FLAT TAX, dear God, we would be happy to pay more to just have taxes that take 15 minutes. Oh, and select a flat tax rate to orchestrate a sufficient gain in tax revenue, to pay off half the deficit.
Then cut all spending across the board, to every character sucking on the system, doctors, welfare moms, and all, by whatever % it takes to close the other half of the deficit. If it's a 10% across the board cut that's needed, then Sam Adams gets a 10% paycut. Relish the thought.
Then, require all budgets going forward to be balanced.
How hard is this?
Posted by gaye harris | April 19, 2011 8:11 PM
Math is a cruel mistress. The current year federal deficit is $1.5 trillion dollars. That is 68 percent as much as all the federal taxes collected in the current budget. Rescinding the "Bush tax cuts" would not come close to reaching that number. If you confiscated 100 percent of all the income of the top 400 taxpayers (as reported a few days ago) you would raise "only" $138 billion - less then 10 percent of what's needed just to close this year's deficit. And of course beyond the 400, you have less and less money for the government to confiscate. Confiscating 100 percent of the income of "the rich" wouldn't close the deficit...and you could only do it once and then your budget hole opens right back up again.

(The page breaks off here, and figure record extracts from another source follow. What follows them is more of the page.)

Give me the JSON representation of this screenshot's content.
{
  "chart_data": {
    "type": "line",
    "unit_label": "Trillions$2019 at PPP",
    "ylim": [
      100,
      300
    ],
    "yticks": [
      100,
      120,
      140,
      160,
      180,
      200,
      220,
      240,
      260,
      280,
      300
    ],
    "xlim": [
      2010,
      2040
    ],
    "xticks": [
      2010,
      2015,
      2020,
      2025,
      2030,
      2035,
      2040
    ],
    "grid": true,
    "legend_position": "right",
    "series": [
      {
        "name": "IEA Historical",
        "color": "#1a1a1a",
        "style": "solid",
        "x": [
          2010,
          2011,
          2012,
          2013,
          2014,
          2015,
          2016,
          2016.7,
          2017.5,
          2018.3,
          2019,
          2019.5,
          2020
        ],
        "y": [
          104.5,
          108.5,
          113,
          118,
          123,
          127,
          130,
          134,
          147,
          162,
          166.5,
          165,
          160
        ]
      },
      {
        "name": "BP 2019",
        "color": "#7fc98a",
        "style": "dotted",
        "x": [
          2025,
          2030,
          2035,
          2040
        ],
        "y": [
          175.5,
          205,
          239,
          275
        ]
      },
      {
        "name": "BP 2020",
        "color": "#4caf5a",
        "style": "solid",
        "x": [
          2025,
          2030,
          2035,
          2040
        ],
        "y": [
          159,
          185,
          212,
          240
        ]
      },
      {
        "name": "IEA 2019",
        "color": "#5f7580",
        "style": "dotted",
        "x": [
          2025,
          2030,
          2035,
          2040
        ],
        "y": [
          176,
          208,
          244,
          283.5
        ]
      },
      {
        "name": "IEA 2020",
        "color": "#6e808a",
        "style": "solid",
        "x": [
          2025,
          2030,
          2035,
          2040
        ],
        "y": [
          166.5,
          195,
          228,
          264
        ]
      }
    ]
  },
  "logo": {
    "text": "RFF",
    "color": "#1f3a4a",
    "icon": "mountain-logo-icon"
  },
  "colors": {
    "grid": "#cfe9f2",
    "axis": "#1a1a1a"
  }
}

Remember when Measure 66 & 67's taxes on "the rich" and "evil corporations" were going to raise $733 million? How many times are you going to be fooled by the same lies?

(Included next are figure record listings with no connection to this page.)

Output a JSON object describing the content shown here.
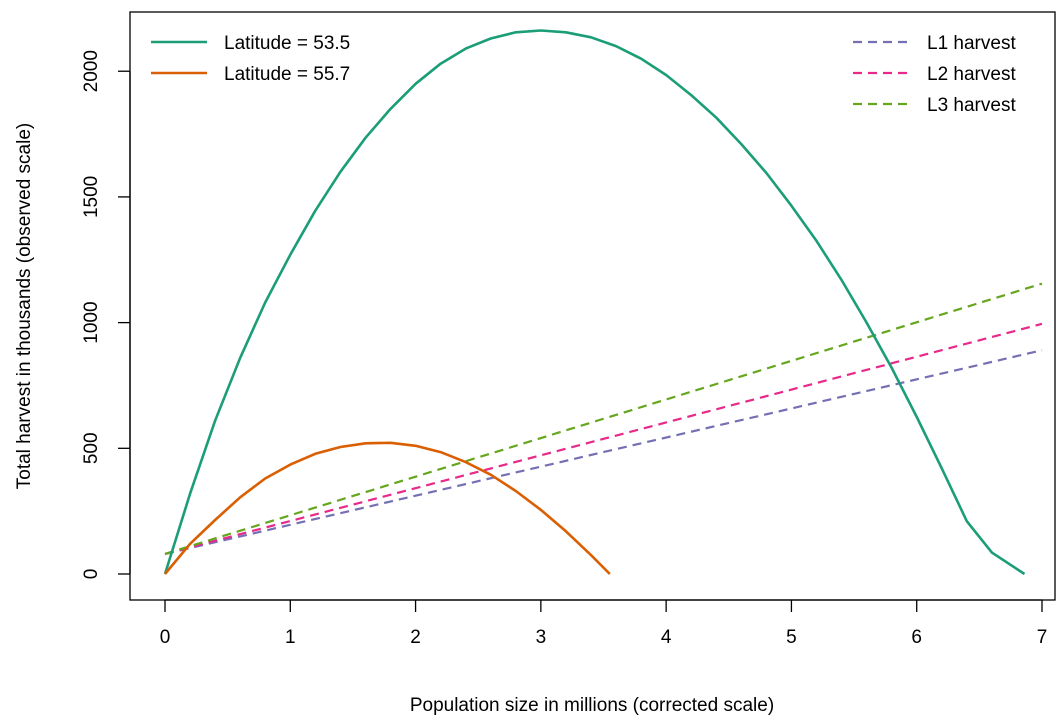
{
  "chart_data": {
    "type": "line",
    "xlabel": "Population size in millions (corrected scale)",
    "ylabel": "Total harvest in thousands (observed scale)",
    "xlim": [
      0,
      7
    ],
    "ylim": [
      0,
      2160
    ],
    "x_ticks": [
      "0",
      "1",
      "2",
      "3",
      "4",
      "5",
      "6",
      "7"
    ],
    "y_ticks": [
      "0",
      "500",
      "1000",
      "1500",
      "2000"
    ],
    "grid": false,
    "curves": [
      {
        "name": "Latitude = 53.5",
        "color": "#1b9e77",
        "style": "solid",
        "points": [
          [
            0,
            0
          ],
          [
            0.2,
            320
          ],
          [
            0.4,
            610
          ],
          [
            0.6,
            860
          ],
          [
            0.8,
            1080
          ],
          [
            1.0,
            1270
          ],
          [
            1.2,
            1445
          ],
          [
            1.4,
            1600
          ],
          [
            1.6,
            1735
          ],
          [
            1.8,
            1850
          ],
          [
            2.0,
            1950
          ],
          [
            2.2,
            2030
          ],
          [
            2.4,
            2090
          ],
          [
            2.6,
            2130
          ],
          [
            2.8,
            2155
          ],
          [
            3.0,
            2162
          ],
          [
            3.2,
            2155
          ],
          [
            3.4,
            2135
          ],
          [
            3.6,
            2100
          ],
          [
            3.8,
            2050
          ],
          [
            4.0,
            1985
          ],
          [
            4.2,
            1905
          ],
          [
            4.4,
            1815
          ],
          [
            4.6,
            1710
          ],
          [
            4.8,
            1595
          ],
          [
            5.0,
            1465
          ],
          [
            5.2,
            1325
          ],
          [
            5.4,
            1170
          ],
          [
            5.6,
            1000
          ],
          [
            5.8,
            820
          ],
          [
            6.0,
            625
          ],
          [
            6.2,
            420
          ],
          [
            6.4,
            210
          ],
          [
            6.6,
            85
          ],
          [
            6.86,
            0
          ]
        ]
      },
      {
        "name": "Latitude = 55.7",
        "color": "#d95f02",
        "style": "solid",
        "points": [
          [
            0,
            0
          ],
          [
            0.2,
            120
          ],
          [
            0.4,
            215
          ],
          [
            0.6,
            305
          ],
          [
            0.8,
            380
          ],
          [
            1.0,
            435
          ],
          [
            1.2,
            478
          ],
          [
            1.4,
            505
          ],
          [
            1.6,
            520
          ],
          [
            1.8,
            522
          ],
          [
            2.0,
            510
          ],
          [
            2.2,
            485
          ],
          [
            2.4,
            445
          ],
          [
            2.6,
            395
          ],
          [
            2.8,
            330
          ],
          [
            3.0,
            255
          ],
          [
            3.2,
            170
          ],
          [
            3.4,
            75
          ],
          [
            3.55,
            0
          ]
        ]
      }
    ],
    "lines": [
      {
        "name": "L1 harvest",
        "color": "#7570b3",
        "style": "dashed",
        "x": [
          0,
          7
        ],
        "y": [
          80,
          890
        ]
      },
      {
        "name": "L2 harvest",
        "color": "#e7298a",
        "style": "dashed",
        "x": [
          0,
          7
        ],
        "y": [
          80,
          995
        ]
      },
      {
        "name": "L3 harvest",
        "color": "#66a61e",
        "style": "dashed",
        "x": [
          0,
          7
        ],
        "y": [
          80,
          1155
        ]
      }
    ],
    "legends": [
      {
        "position": "top-left",
        "entries": [
          "Latitude = 53.5",
          "Latitude = 55.7"
        ]
      },
      {
        "position": "top-right",
        "entries": [
          "L1 harvest",
          "L2 harvest",
          "L3 harvest"
        ]
      }
    ]
  }
}
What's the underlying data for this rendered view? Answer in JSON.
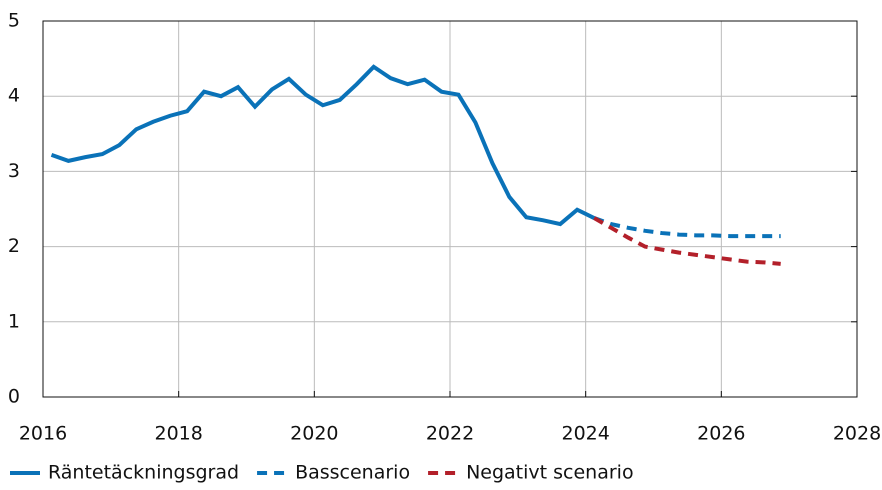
{
  "chart_data": {
    "type": "line",
    "xlim": [
      2016,
      2028
    ],
    "xticks": [
      2016,
      2018,
      2020,
      2022,
      2024,
      2026,
      2028
    ],
    "ylim": [
      0,
      5
    ],
    "yticks": [
      0,
      1,
      2,
      3,
      4,
      5
    ],
    "grid": true,
    "legend": "bottom",
    "series": [
      {
        "name": "Räntetäckningsgrad",
        "color": "#0a72b8",
        "dash": "solid",
        "x": [
          2016.125,
          2016.375,
          2016.625,
          2016.875,
          2017.125,
          2017.375,
          2017.625,
          2017.875,
          2018.125,
          2018.375,
          2018.625,
          2018.875,
          2019.125,
          2019.375,
          2019.625,
          2019.875,
          2020.125,
          2020.375,
          2020.625,
          2020.875,
          2021.125,
          2021.375,
          2021.625,
          2021.875,
          2022.125,
          2022.375,
          2022.625,
          2022.875,
          2023.125,
          2023.375,
          2023.625,
          2023.875,
          2024.125
        ],
        "values": [
          3.22,
          3.14,
          3.19,
          3.23,
          3.35,
          3.56,
          3.66,
          3.74,
          3.8,
          4.06,
          4.0,
          4.12,
          3.86,
          4.09,
          4.23,
          4.02,
          3.88,
          3.95,
          4.16,
          4.39,
          4.24,
          4.16,
          4.22,
          4.06,
          4.02,
          3.65,
          3.11,
          2.66,
          2.39,
          2.35,
          2.3,
          2.49,
          2.38
        ]
      },
      {
        "name": "Basscenario",
        "color": "#0a72b8",
        "dash": "dashed",
        "x": [
          2024.125,
          2024.375,
          2024.625,
          2024.875,
          2025.125,
          2025.375,
          2025.625,
          2025.875,
          2026.125,
          2026.375,
          2026.625,
          2026.875
        ],
        "values": [
          2.38,
          2.3,
          2.25,
          2.21,
          2.18,
          2.16,
          2.15,
          2.15,
          2.14,
          2.14,
          2.14,
          2.14
        ]
      },
      {
        "name": "Negativt scenario",
        "color": "#b3202a",
        "dash": "dashed",
        "x": [
          2024.125,
          2024.375,
          2024.625,
          2024.875,
          2025.125,
          2025.375,
          2025.625,
          2025.875,
          2026.125,
          2026.375,
          2026.625,
          2026.875
        ],
        "values": [
          2.38,
          2.25,
          2.12,
          2.0,
          1.96,
          1.92,
          1.89,
          1.86,
          1.83,
          1.8,
          1.79,
          1.77
        ]
      }
    ]
  }
}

Posted by John Fairplay | April 20, 2011 7:40 AM
Living on the credit card is a fine solution. Until the credit card won't work.
The dot.com bubble led to the housing bubble: "can't lose" frothiness was the result of easy money and the presumption that asset prices only go up.
The collapse of the housing bubble forced the Feds to nationalize Fannie and Freddy in order to prevent them from jacking up the risk premiums that would have resulted in 7% 30 year mortgage rates, or higher (and protect foreign GSE bond buyers).
In doing so, they took all of those Fannie/Freddy mortgage charge offs and transferred those losses to our public debt.
Those liabilities aren't even reflected in the current debate, and represent another 50% increase in the National Debt.
It works until it doesn't. That's why gold is trading above $1,500/ounce.
Posted by Mister Tee | April 20, 2011 8:43 AM
Right, MJ, we need to cut spending. But not the doctors! They might object. And not defense, of course. And not the FBI, since they keep us safe. Cut welfare for sure -- but not the kind that goes to businesses or high-income individuals.
Thanks for putting words in my mouth Miles, but you're wrong.
My points about Medicare are twofold. First, many including the CBO director Doug Elmendorf, have expressed skepticism that the cuts to Medicare will actually occur, since they never have in the past. Any previous attempts to address Medicare's cost growth have run afoul of AARP and many other well-connected beneficiaries.
Secondly, if you think you can sharply reduce doctor reimbursements without affecting their participation in the program, then you probably also believe that the other provisions in the health care bill will save money too. The Easter Bunny isn't real, either.
I said nothing in my post about defense spending, the FBI, welfare or tax breaks. For the record, I support letting the Bush tax cuts expire (all of them, that is), but I am not foolish enough to believe this will magically solve our deficit problems. Nor do I believe welfare -- the "good" kind -- is really the source of most of our deficits.
Entitlement spending was a problem long before the recent recession. The unfunded liabilities they present are enough to sink us, alone. Fortunately, there are people like David Walker who have been trying to alert us to this for some time. Unfortunately, people like yourself seem more inclined to bury their heads in the sand.